Domi Vélez, en su despacho de pan de Lebrija. / EFE

El mejor panadero del mundo

El sevillano Domi Vélez lleva 25 años de trabajo e investigación en el obrador familiar abierto hace más de un siglo por su tatarabuelo en Lebrija

MIGUEL LORENCI

Elabora uno de sus muchos panes con infusión de flor de guisante de mariposa. Por esa originalidad, fruto de la innovación y el respeto a la tradición, el lebrijano Domi Vélez se convirtió el pasado martes en el mejor panadero del mundo. Con 44 años, consiguió el Oscar de la panadería, el premio World Baker 2021 otorgado en Múnich. Es el segundo español que lo logra, tras el catalán Jordi Morera, ganador en 2017.

Vélez se impuso al chino Peng Fudon, al islandés Sigurdur Mar Gudjosson y al taiwanés Han Chih Lu. Su candidatura, presentada por Ceopan, la patronal del sector, y apoyada por 40 instituciones, se anunció en junio pasado en el Madrid International Pastry (MIP) de Madrid Fusión.

Vélez se consagra tras 25 años de trabajo e investigación en su centenario obrador. Es la quinta generación de una estirpe de panaderos que comenzó hace 120 años con su tatarabuelo. «El secreto es aunar ciencia, innovación, tradición y desarrollo», dice Vélez de una labor que casa complejidad y sencillez. Se sirve de una técnica depurada y materias primas de máxima calidad en una producción «ultracontrolada» que devuelve la dignidad a un pan saludable y repleto de matices.

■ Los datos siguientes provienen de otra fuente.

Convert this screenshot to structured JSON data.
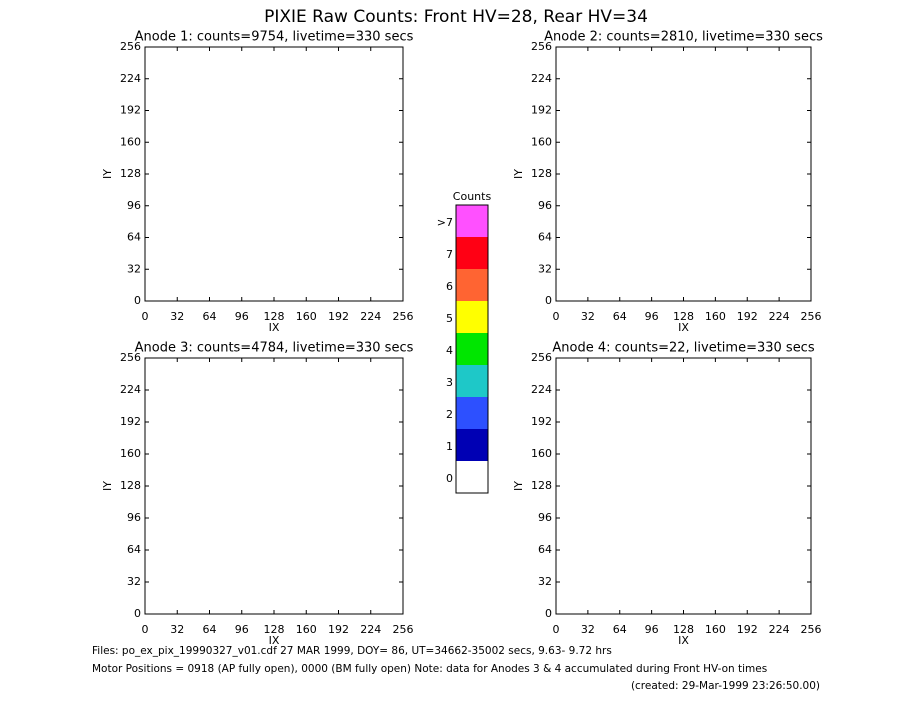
{
  "title": "PIXIE Raw Counts:  Front HV=28, Rear HV=34",
  "chart_data": [
    {
      "type": "heatmap",
      "title": "Anode 1: counts=9754, livetime=330 secs",
      "x_label": "IX",
      "y_label": "IY",
      "xlim": [
        0,
        256
      ],
      "ylim": [
        0,
        256
      ],
      "xticks": [
        0,
        32,
        64,
        96,
        128,
        160,
        192,
        224,
        256
      ],
      "yticks": [
        0,
        32,
        64,
        96,
        128,
        160,
        192,
        224,
        256
      ]
    },
    {
      "type": "heatmap",
      "title": "Anode 2: counts=2810, livetime=330 secs",
      "x_label": "IX",
      "y_label": "IY",
      "xlim": [
        0,
        256
      ],
      "ylim": [
        0,
        256
      ],
      "xticks": [
        0,
        32,
        64,
        96,
        128,
        160,
        192,
        224,
        256
      ],
      "yticks": [
        0,
        32,
        64,
        96,
        128,
        160,
        192,
        224,
        256
      ]
    },
    {
      "type": "heatmap",
      "title": "Anode 3: counts=4784, livetime=330 secs",
      "x_label": "IX",
      "y_label": "IY",
      "xlim": [
        0,
        256
      ],
      "ylim": [
        0,
        256
      ],
      "xticks": [
        0,
        32,
        64,
        96,
        128,
        160,
        192,
        224,
        256
      ],
      "yticks": [
        0,
        32,
        64,
        96,
        128,
        160,
        192,
        224,
        256
      ]
    },
    {
      "type": "heatmap",
      "title": "Anode 4: counts=22, livetime=330 secs",
      "x_label": "IX",
      "y_label": "IY",
      "xlim": [
        0,
        256
      ],
      "ylim": [
        0,
        256
      ],
      "xticks": [
        0,
        32,
        64,
        96,
        128,
        160,
        192,
        224,
        256
      ],
      "yticks": [
        0,
        32,
        64,
        96,
        128,
        160,
        192,
        224,
        256
      ]
    }
  ],
  "colorbar": {
    "title": "Counts",
    "levels": [
      {
        "label": "0",
        "color": "#ffffff"
      },
      {
        "label": "1",
        "color": "#0000b4"
      },
      {
        "label": "2",
        "color": "#2d50ff"
      },
      {
        "label": "3",
        "color": "#1ec8c8"
      },
      {
        "label": "4",
        "color": "#00e600"
      },
      {
        "label": "5",
        "color": "#ffff00"
      },
      {
        "label": "6",
        "color": "#ff6432"
      },
      {
        "label": "7",
        "color": "#ff0014"
      },
      {
        "label": ">7",
        "color": "#ff50ff"
      }
    ]
  },
  "footer": {
    "files": "Files: po_ex_pix_19990327_v01.cdf   27 MAR 1999, DOY= 86, UT=34662-35002 secs,  9.63- 9.72 hrs",
    "motor": "Motor Positions = 0918 (AP fully open), 0000 (BM fully open)    Note: data for Anodes 3 & 4 accumulated during Front HV-on times",
    "created": "(created: 29-Mar-1999 23:26:50.00)"
  }
}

El panadero lebrijano ha recuperado especialidades como el 'Panis nauticus'

«La investigación es la esencia de mi trabajo», repite este alquimista del pan, un mago que mezcla mucho más que harina, agua y sal. Ha recuperado especialidades como el 'Panis nauticus' del que hablaba Plinio, utilizado en las travesías navales del Mediterráneo y que duraba 30 días en perfecto estado. También el 'Panis cuadratus', descubierto en Pompeya y hecho con cebada, o el 'Panis Libum' o pan de requesón y laurel, utilizado en las ofrendas en la Roma imperial. Un pan que se sirve con el 'Mulsum', vino fermentado con miel que también logró recrear con gastro-arqueólogos como Manuel León Béjar.

Algarabía en su pueblo

Vélez celebró el premio en medio de una gran algarabía en la Casa de la Cultura de Lebrija, rodeado de su familia, sus 12 compañeros del obrador y miembros del Consistorio lebrijano. «Es tremendo; es un premio histórico para Lebrija y para la panadería española y andaluza. Reconoce que el trabajo de El Horno de Vélez ha dado sus frutos y nos permite mantener la ilusión», dijo este habitual en los mejores congresos de gastronomía, que se disputan su presencia. Su obrador abre cada mañana a las 5.30 horas para elaborar panes nada corrientes con fórmulas rescatadas o creadas por él «con un 50% de tradición y otro 50% de base científica».

También el pasado martes, el panadero barcelonés Enric Badia, de 25 años, celebraba ser subcampeón del 'Mondial du Pain' disputado en Nantes. Badia es la cuarta generación del Forn Elias, otra centenaria panadería de Barcelona.